Haney Lopez said the assassination attempt on Trump will reinforce the idea already fully embraced by Trump and his campaign that white Americans are “caught in a racial conflict” and that “others” — such as immigrants — “need to be restrained, caged or expelled” to ensure that white Americans come out on top.

Mercieca agreed.

“He constantly tells his audience that they are the real Americans, that they are the good Americans, that they are the only ones who count, that they have been abandoned and humiliated, but that he sees them as the good people that they are and that he will fight for them,” she said. “It’s a fascist policy, frankly. It’s authoritarian.”

These tactics may be politically effective, she said, but they have consequences. She and others warned that such rhetoric encourages the kind of political violence that popular sectors denounce.

Mercieca said the data shows that Trump’s attacks on groups of people have spurred “stochastic terrorism,” or political violence against groups of people who are the targets of hostile political rhetoric.

Brian Levin, founder of the Center for the Study of Hate and Extremism and professor emeritus at Cal State San Bernardino, said the data is everywhere and undeniable.

Levin said hate crimes against Black people increased when Trump used harsh language to condemn Black Lives Matter protesters in 2020. They increased against Asians when Trump used anti-Chinese rhetoric when talking about COVID-19. They increased against Latinos when Trump stoked fears about “caravans” of migrants arriving at the southern border.
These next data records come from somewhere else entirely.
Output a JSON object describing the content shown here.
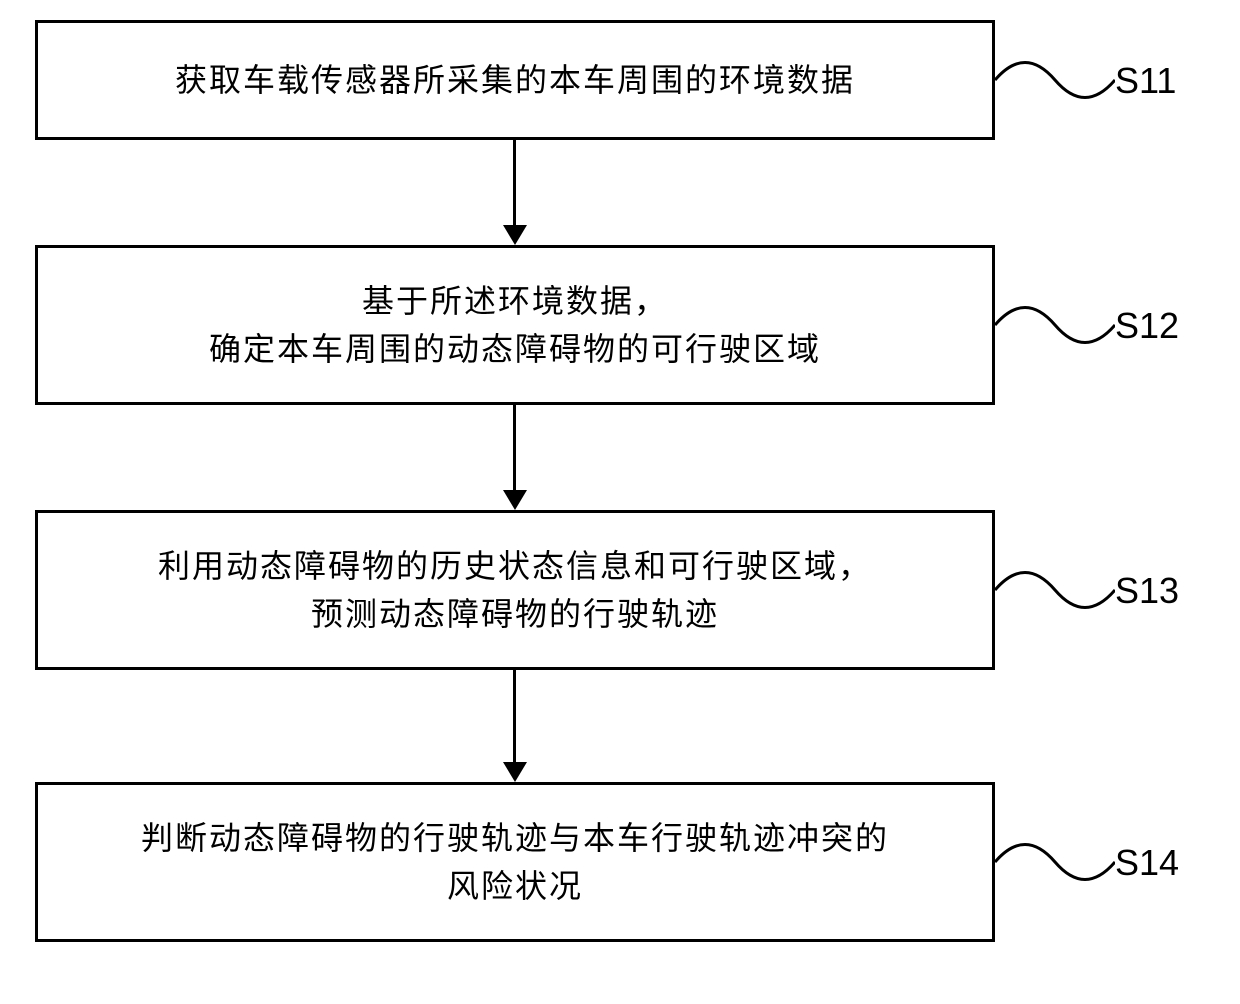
{
  "flowchart": {
    "type": "flowchart",
    "background_color": "#ffffff",
    "border_color": "#000000",
    "border_width": 3,
    "text_color": "#000000",
    "font_size": 32,
    "label_font_size": 36,
    "steps": [
      {
        "id": "S11",
        "text": "获取车载传感器所采集的本车周围的环境数据",
        "label": "S11"
      },
      {
        "id": "S12",
        "text": "基于所述环境数据，\n确定本车周围的动态障碍物的可行驶区域",
        "label": "S12"
      },
      {
        "id": "S13",
        "text": "利用动态障碍物的历史状态信息和可行驶区域，\n预测动态障碍物的行驶轨迹",
        "label": "S13"
      },
      {
        "id": "S14",
        "text": "判断动态障碍物的行驶轨迹与本车行驶轨迹冲突的\n风险状况",
        "label": "S14"
      }
    ]
  }
}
Levin said “hate rhetoric” is always high during election years, and that everyone — voters, candidates and Trump especially — would do well to “tone it down.”

Levin said Trump's next move — and his speech Thursday — matter, but how he and others continue to discuss the stakes of the race between now and November will matter more.

“People are much more likely to accept bigoted stereotypes when there is a narrative behind them that is repeated over and over again in a way that is entertaining and comforting,” Levin said. “And you can hear that in Trump’s tone of voice.”